1. There can be a delay between crawling and the page showing up in the cache. I've seen it to be on the order of several days in some cases, even though the page was ranking well and getting traffic!

2. Email is not a good log format. It's just not. I suspect for this service you'll need to enter each URL you want to monitor manually (yikes!) and then you get an email. If your sitemaps are any good, you already have a good list of your website's URLs and this could be a massive copy-paste operation, but then you'll get bombarded with emails. One time when I implemented such a system, GMail locked for days.

3. A much better solution is to do it server side with a proper log like in MySQL or MongoDB or whatever. You can do this with a cron job that analyzes the HTTP server's log files at the end of each day, does clever number crunching, generates a report and emails you.

Clever number crunching means calculating numbers that affect your business's bottom line. You can monitor percentage of pages indexed, segment by sections, do trends over time analyses, and more clever stuff like time between crawl and first Google-referred traffic.

1 comments

Great feedback, thanks a lot!

All valid points and if this grows into something larger than what I intended it, I'll certainly look into some more advanced/clever ways of handling the email side of things.

Index Ping was intended for top-level domain names only.
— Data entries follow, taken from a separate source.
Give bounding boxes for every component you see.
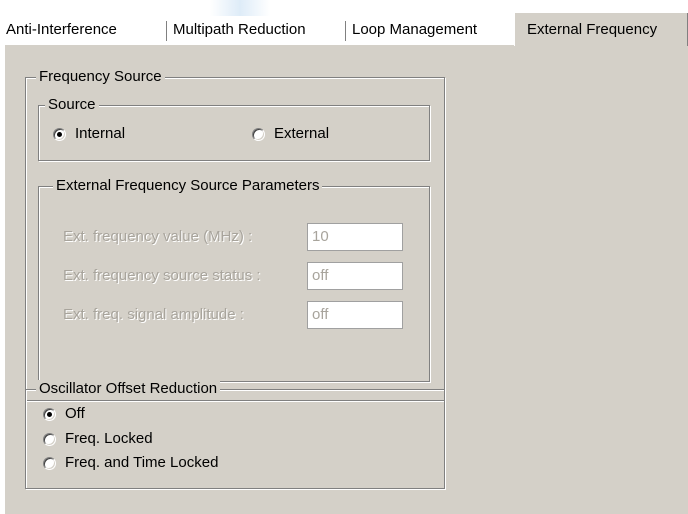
oscillator-freq-time-locked-label: Freq. and Time Locked [65, 454, 219, 471]
oscillator-offset-group: Oscillator Offset Reduction Off Freq. Lo… [25, 380, 445, 489]
oscillator-freq-time-locked-radio[interactable]: Freq. and Time Locked [43, 453, 218, 473]
tab-panel-external-frequency: Frequency Source Source Internal Externa… [4, 44, 688, 514]
source-title: Source [45, 96, 99, 114]
tab-label: Loop Management [352, 21, 478, 38]
internal-radio[interactable]: Internal [53, 124, 125, 144]
oscillator-offset-title: Oscillator Offset Reduction [36, 380, 221, 398]
frequency-source-title: Frequency Source [36, 68, 165, 86]
tab-loop-management[interactable]: Loop Management [346, 16, 514, 44]
tab-label: Anti-Interference [6, 21, 117, 38]
tab-label: External Frequency [527, 21, 658, 38]
radio-unchecked-icon [43, 456, 56, 470]
freq-value-field[interactable]: 10 [307, 223, 403, 251]
background-artifact [210, 0, 270, 16]
amplitude-field[interactable]: off [307, 301, 403, 329]
radio-checked-icon [53, 127, 66, 141]
oscillator-freq-locked-radio[interactable]: Freq. Locked [43, 429, 153, 449]
oscillator-off-label: Off [65, 405, 85, 422]
external-radio[interactable]: External [252, 124, 329, 144]
external-label: External [274, 125, 330, 142]
amplitude-label: Ext. freq. signal amplitude : [63, 306, 244, 323]
status-label: Ext. frequency source status : [63, 267, 261, 284]
radio-checked-icon [43, 407, 56, 421]
ext-params-group: External Frequency Source Parameters Ext… [38, 177, 430, 382]
frequency-source-group: Frequency Source Source Internal Externa… [25, 68, 445, 401]
tab-multipath-reduction[interactable]: Multipath Reduction [167, 16, 346, 44]
oscillator-freq-locked-label: Freq. Locked [65, 430, 153, 447]
oscillator-off-radio[interactable]: Off [43, 404, 85, 424]
tab-label: Multipath Reduction [173, 21, 306, 38]
internal-label: Internal [75, 125, 126, 142]
status-field[interactable]: off [307, 262, 403, 290]
tab-anti-interference[interactable]: Anti-Interference [0, 16, 167, 44]
tab-strip: Anti-Interference Multipath Reduction Lo… [0, 0, 688, 46]
tab-external-frequency[interactable]: External Frequency [514, 12, 688, 46]
radio-unchecked-icon [252, 127, 265, 141]
radio-unchecked-icon [43, 432, 56, 446]
freq-value-label: Ext. frequency value (MHz) : [63, 228, 253, 245]
ext-params-title: External Frequency Source Parameters [53, 177, 323, 195]
source-group: Source Internal External [38, 96, 430, 161]
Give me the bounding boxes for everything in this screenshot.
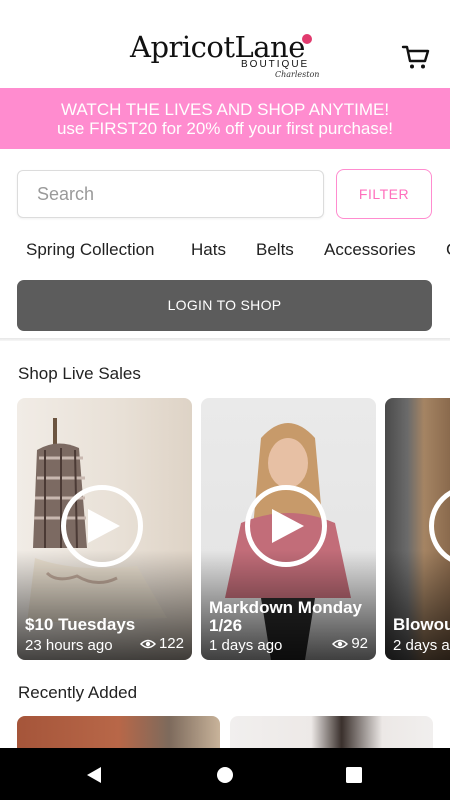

IE, "Bob" launches a new website and wants to know when it is indexed. Not down to the individual page level, just when he "breaks" in to the index. If people want more granular control over this, I'll take a look.

Cheers!

Two things for you to consider:

1. Turn this into an API that webmasters can send you their data which you crunch into useful reports. This just might be a decent money earner.

2. A sitemap importer to kick start the reporting. It should be quite easy as sitemaps are some flavour of XML or plain text.